El patrón se repite. Trabajadores veteranos, con décadas de experiencia y múltiples subrogaciones a sus espaldas, que sienten que no pueden más. José María es uno de ellos. Una sentencia dictada en julio (aún no firme) también le reconoció la incapacidad permanente absoluta. El juez concluyó que la combinación de patologías físicas y psíquicas que padece le incapacita para ejercer “las labores fundamentales de cualquier trabajo”. Según el informe pericial, entre otros cuadros sufre un trastorno depresivo recurrente, fobia social y el síndrome del trabajador quemado (burnout) o de desgaste profesional, “de evolución crónica y tórpida, sin respuesta suficiente”.
José María (60 años) empezó a trabajar en el aeropuerto de Gran Canaria en 1987 y pasó por distintos departamentos y empresas hasta llegar al de pasaje en Groundfource, donde ejerció hasta principios de mayo. En 2011 sufrió dos infartos cerebrales en el aeropuerto, mientras trabajaba. Después se sucedieron varias bajas, algunas de larga duración. “Un día sentí que no podía más. Estaba con crisis nerviosas, me daban ataques de pánico, casi todos los días iba a urgencias. No fue por un hecho concreto, todo influye. Todos los días estás estresado, todos los días a contrarreloj, todos los días trabajando por dos o por tres…”, cuenta.
Al igual que el resto de empleados entrevistados, José María atribuye ese estrés crónico a una sobrecarga derivada de la falta de personal y a un mal ambiente laboral. “Es un trabajo que te desgasta psíquicamente. Por el trato de los viajeros y por las exigencias de las empresas, porque tienen una política de penalizar siempre al trabajador. Hagas lo que hagas, siempre eres el culpable, aunque los factores sean externos”, cuenta.
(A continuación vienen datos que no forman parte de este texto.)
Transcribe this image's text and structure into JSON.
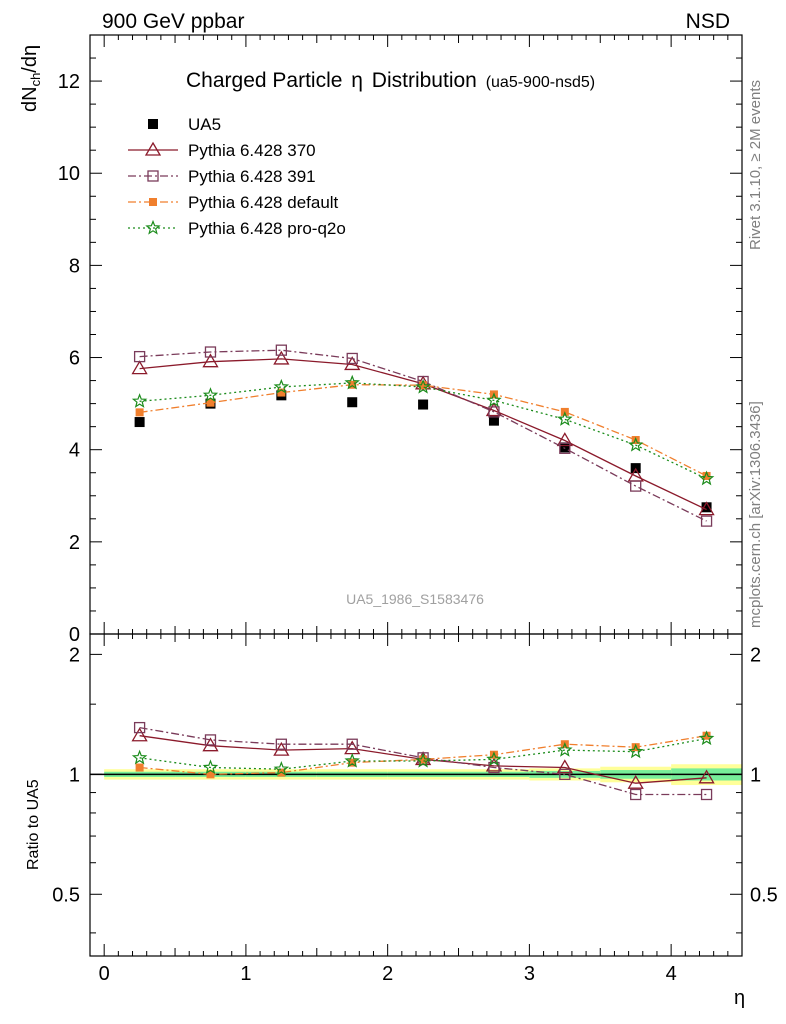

José María fue sancionado dos veces con suspensión de empleo y sueldo. La primera de ellas, de trece días, por un incidente en un vuelo regular a Lisboa que originó un retraso “de doce minutos”. Según cuenta, un pasajero compró dos billetes, reservando un asiento para un instrumento musical en vez de pagar un suplemento. Cuando terminó de embarcar ese vuelo, le llamaron para que facturara otro con destino a Madrid. El problema surgió en el recuento del vuelo a Lisboa. No coincidía el número de pasajes con el de embarques. “Antes de irme, se lo había dicho a una compañera, pero ella se olvidó de comentarlo porque estaba agobiada con las cancelaciones y estuvieron buscando a ese pasajero que en realidad no existía, porque era el instrumento”, señala. La empresa atribuyó el retraso en ese vuelo a José María y le impuso esa sanción de empleo y sueldo, según relata.
La otra fue de dos días y obedeció a los malos resultados de una auditoría realizada por una compañía de bajo coste poco después de la muerte del padre de José María.
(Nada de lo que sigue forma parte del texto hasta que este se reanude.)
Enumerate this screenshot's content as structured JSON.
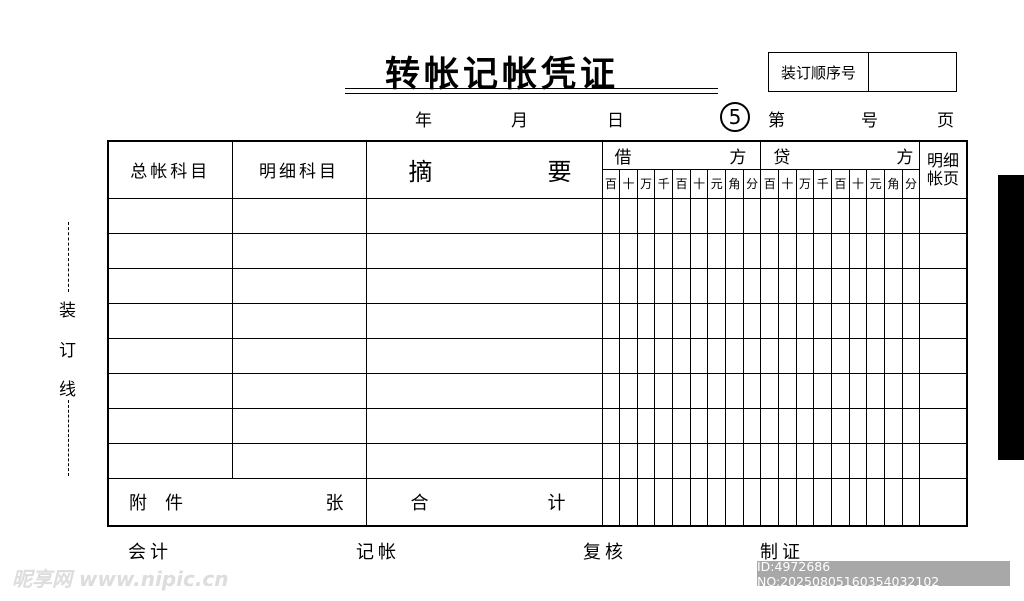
{
  "title": "转帐记帐凭证",
  "seq_label": "装订顺序号",
  "seq_value": "",
  "date": {
    "year": "年",
    "month": "月",
    "day": "日"
  },
  "copy_number": "5",
  "page": {
    "di": "第",
    "hao": "号",
    "ye": "页"
  },
  "headers": {
    "general_account": "总帐科目",
    "detail_account": "明细科目",
    "summary_left": "摘",
    "summary_right": "要",
    "debit_left": "借",
    "debit_right": "方",
    "credit_left": "贷",
    "credit_right": "方",
    "ledger_page_1": "明细",
    "ledger_page_2": "帐页"
  },
  "digit_units": [
    "百",
    "十",
    "万",
    "千",
    "百",
    "十",
    "元",
    "角",
    "分"
  ],
  "data_rows": 8,
  "footer": {
    "attach": "附　件",
    "sheets": "张",
    "total_left": "合",
    "total_right": "计"
  },
  "binding": [
    "装",
    "订",
    "线"
  ],
  "signatures": [
    "会计",
    "记帐",
    "复核",
    "制证"
  ],
  "watermark": "昵享网 www.nipic.cn",
  "image_id": "ID:4972686 NO:20250805160354032102"
}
“Trabajaba siempre con miedo a fallar, llegaba atacado porque no sabía qué me podía pasar. Sabía que en cualquier momento me podían amonestar por equivocaciones normales cuando trabajas en esas condiciones y con esa presión”, explica. José María cuenta que es práctica habitual en estas empresas de asistencia en tierra recurrir a los trabajadores más veteranos para tareas que requieren mayor agilidad. “Ellos saben que vamos a sacar el trabajo y en una facturación de un vuelo a Madrid, por ejemplo, en vez de cuatro personas, ponen a dos”. A ello se le suman las exigencias de embarque rápido. “Si el embarque normal es de 45 minutos, algunas compañías te dicen que hay que hacerlo en 20. Y en ese embarque hay que mirar si el equipaje cumple, chequear la documentación, cobrar en la puerta, resolver incidencias… Es imposible en ese tiempo, inhumano”, comenta.
“No hay personal y el trato es deprimente”
Miguel (nombre ficticio, a petición del entrevistado, para preservar su identidad) tiene 59 años y trabaja desde hace 37 cargando y descargando maletas en el aeropuerto de Gran Canaria, 18 de ellos en el turno de noche para poder conciliar con el cuidado de su madre. En la actualidad está de baja (de larga duración) y también está inmerso en un procedimiento judicial para el reconocimiento de la incapacidad permanente. “No hay personal y el trato es deprimente. Ya nadie quiere trabajar aquí cuando antes todo el mundo se peleaba por venir, porque contratan por ocho o diez horas semanales y las extra se pagan como ordinarias. Ya me han llamado dos o tres veces porque no encuentran a nadie”, resume.
El trabajador cuenta que por turno puede cargar y descargar siete vuelos, que cada uno de los aviones lleva, de promedio, seis carros de maletas y que cada uno de los carros transporta unos “400 kilos”. “Estamos reventados porque no hay gente, hay mucho personal de baja, y un avión que tiene que ir con seis personas, va solo con tres. Los días de libranza son para dormir. Y no cobras toxicidad, no cobras peligrosidad… Es horrible”, dice Miguel, que también fue suspendido de empleo y sueldo por, según cuenta, “dar un golpe sin querer a una farola al intentar sacar una escalera que estaba en carga”. “Fue un despiste tonto. Ni se cayó ni se apagó, pero me suspendieron”, lamenta el empleado, que ya dispone de un informe pericial que recoge, entre otros cuadros, el síndrome del desgaste profesional.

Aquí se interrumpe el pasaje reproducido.